The game, for Massari, wasn’t a normal one. Players flew around him as he had to look down at his skates to make sure he was moving his legs correctly. And Massari admits playing a lick of defense was out of the question, so he hung around the offensive blue line for the majority of his shifts.
But then the moment came. On one of his final shifts, he and fellow senior Marko Bohatiuk found themselves on a 2-on-1 break. Bohatiuk dished a puck from the left circle to Massari in the low slot and he buried the puck over the goaltender’s left shoulder.
Though Holy Ghost already had the game well in hand, the crowd erupted.

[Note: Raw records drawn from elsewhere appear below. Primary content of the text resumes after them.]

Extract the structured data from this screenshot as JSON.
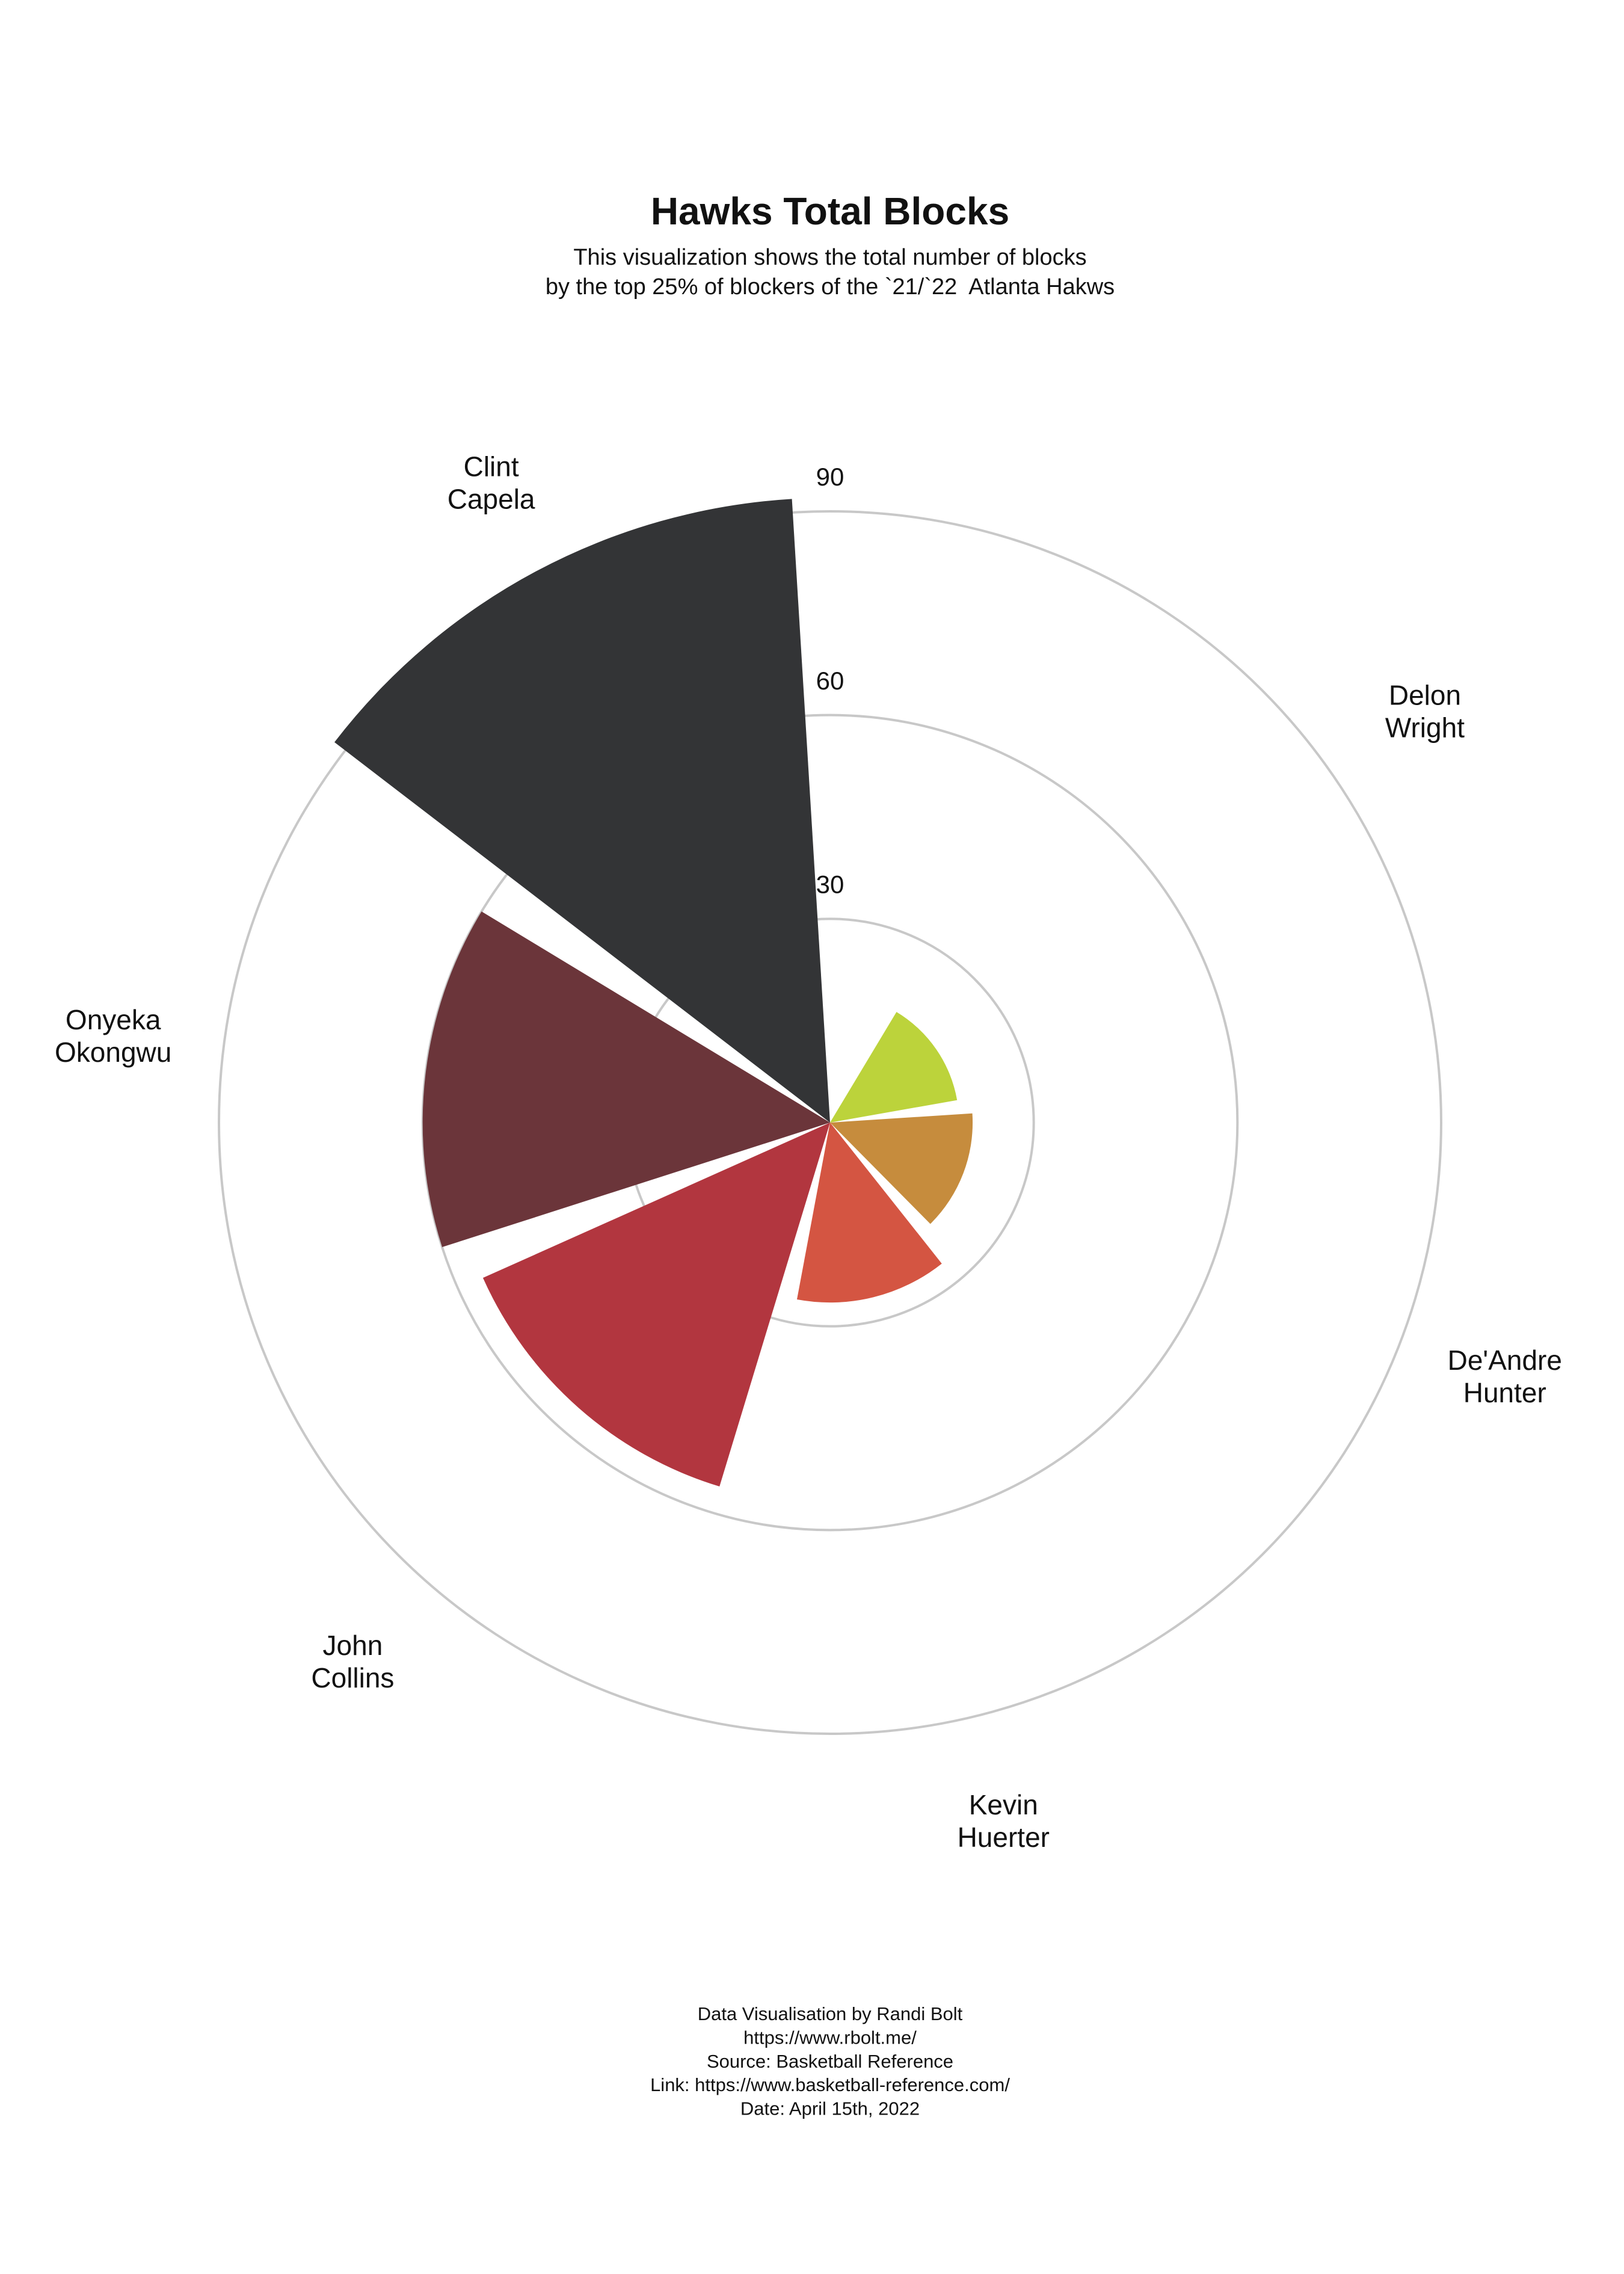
{
  "chart_data": {
    "type": "bar",
    "projection": "polar",
    "title": "Hawks Total Blocks",
    "subtitle": [
      "This visualization shows the total number of blocks",
      "by the top 25% of blockers of the `21/`22  Atlanta Hakws"
    ],
    "categories": [
      "Delon Wright",
      "De'Andre Hunter",
      "Kevin Huerter",
      "John Collins",
      "Onyeka Okongwu",
      "Clint Capela"
    ],
    "values": [
      19,
      21,
      26.5,
      56,
      60,
      92
    ],
    "colors": [
      "#bcd33b",
      "#c68c3d",
      "#d45542",
      "#b2363f",
      "#6b353a",
      "#333436"
    ],
    "ylim": [
      0,
      90
    ],
    "yticks": [
      30,
      60,
      90
    ],
    "grid": true,
    "footer": [
      "Data Visualisation by Randi Bolt",
      "https://www.rbolt.me/",
      "Source: Basketball Reference",
      "Link: https://www.basketball-reference.com/",
      "Date: April 15th, 2022"
    ]
  }
}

His teammates streamed off the bench to mob their captain in the corner.
To make the goal even more special, Massari’s father, Matt Massari, was a coach for Holy Ghost’s junior varsity team and was invited to stand behind the bench for his son’s senior night game.
“Scoring that goal and coming off the ice, the first person I hugged was [my dad],” Massari said as he held back tears. “It was like nothing I’ve ever really experienced before.”
“Definitely the most emotional goal I’ve ever scored.”
Video: Life on CHOP’s oncology floor gave Massari perspective
Because doctors were initially unsure of whether the tumor on Massari’s spine was cancerous, he was placed on the Children’s Hospital of Philadelphia’s oncology floor.
That meant that, as a 17-year-old, Massari was surrounded by patients, the majority of whom much younger than him, who were struggling with illnesses far worse than his.
As Massari worked to learn how to walk again, part of his rehab involved walking around the oncology floor and smiling at the young children who had been diagnosed with cancer. Though it saddened Massari, it also gave him a new way of looking at his own condition.
“I knew my surgery sucked,” Massari said. “But being on the oncology floor gave me perspective, because I knew I was gonna be all right, and not all of the other kids did.”